I want to thank Caldwell, because he reminded me of my own childhood. About 20 years ago, I was at a restaurant with my parents, reading a kid’s science magazine below the table. In a small box at the bottom of the page, it mentioned something called the greenhouse effect, caused by cars and factories. The effect could eventually screw up the entire planet’s environment.
My head jolted up. I interrupted my parents’ conversation, which was about something boring, like real-estate prices or which highway to take home.
“Is this real?” I asked, pointing at the magazine.
Oh yeah, definitely, one of them said.
“Is it getting fixed?” I said.
No, no, people don’t really know how to fix it.
And then I remember feeling something constrict in my chest. It was like the adult feeling of learning that a loved one is in danger, of seeing the comfortable world teeter on its axis. There was a problem with the entire planet, and everyone was just allowing it to go on?
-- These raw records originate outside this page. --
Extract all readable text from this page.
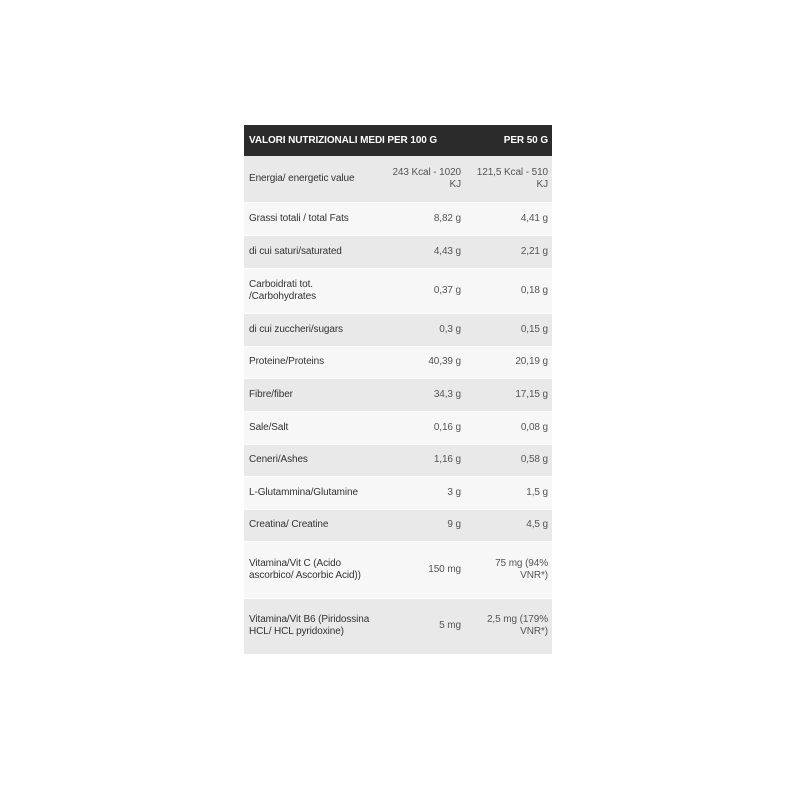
VALORI NUTRIZIONALI MEDI PER 100 G		PER 50 G
Energia/ energetic value	243 Kcal - 1020 KJ	121,5 Kcal - 510 KJ
Grassi totali / total Fats	8,82 g	4,41 g
di cui saturi/saturated	4,43 g	2,21 g
Carboidrati tot. /Carbohydrates	0,37 g	0,18 g
di cui zuccheri/sugars	0,3 g	0,15 g
Proteine/Proteins	40,39 g	20,19 g
Fibre/fiber	34,3 g	17,15 g
Sale/Salt	0,16 g	0,08 g
Ceneri/Ashes	1,16 g	0,58 g
L-Glutammina/Glutamine	3 g	1,5 g
Creatina/ Creatine	9 g	4,5 g
Vitamina/Vit C (Acido ascorbico/ Ascorbic Acid))	150 mg	75 mg (94% VNR*)
Vitamina/Vit B6 (Piridossina HCL/ HCL pyridoxine)	5 mg	2,5 mg (179% VNR*)
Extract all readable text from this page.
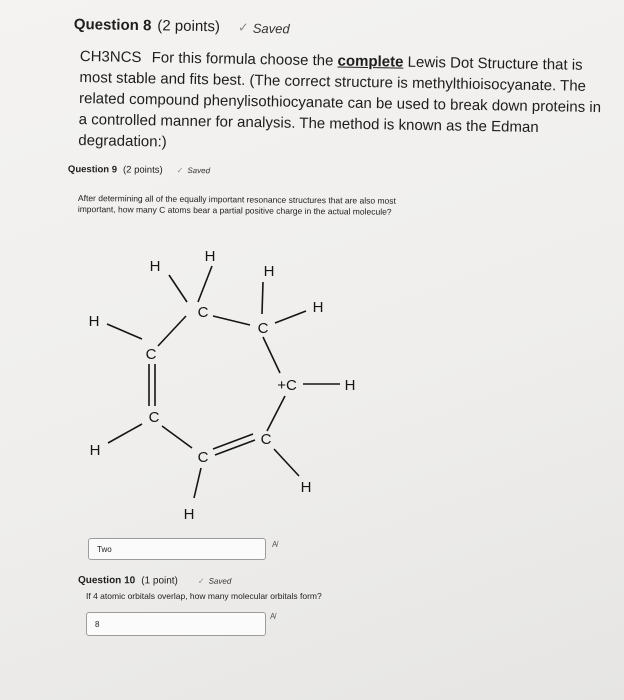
Question 8 (2 points) ✓ Saved
CH3NCS For this formula choose the complete Lewis Dot Structure that is most stable and fits best. (The correct structure is methylthioisocyanate. The related compound phenylisothiocyanate can be used to break down proteins in a controlled manner for analysis. The method is known as the Edman degradation:)
Question 9 (2 points) ✓ Saved
After determining all of the equally important resonance structures that are also most important, how many C atoms bear a partial positive charge in the actual molecule?
H
H	H
C	H
H	C
C
+C	H
C
H
C
C
H
H
Two	A̸
Question 10 (1 point) ✓ Saved
If 4 atomic orbitals overlap, how many molecular orbitals form?
8
A̸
In 1999, Caldwell was older than I am now, and the United States had virtually no national climate policy. Since then, I have gone to middle school and high school, graduated from college, moved across the country twice, spent years as a technology reporter, and covered climate change for four years. Since then, the concentration of carbon dioxide in the atmosphere has soared from 364 to 415 parts per million. But since then, the United States still has passed virtually no new national climate policy.
Caldwell is right that patience is a democratic virtue. But sloth is a cardinal sin. Perhaps only the young can tell the difference.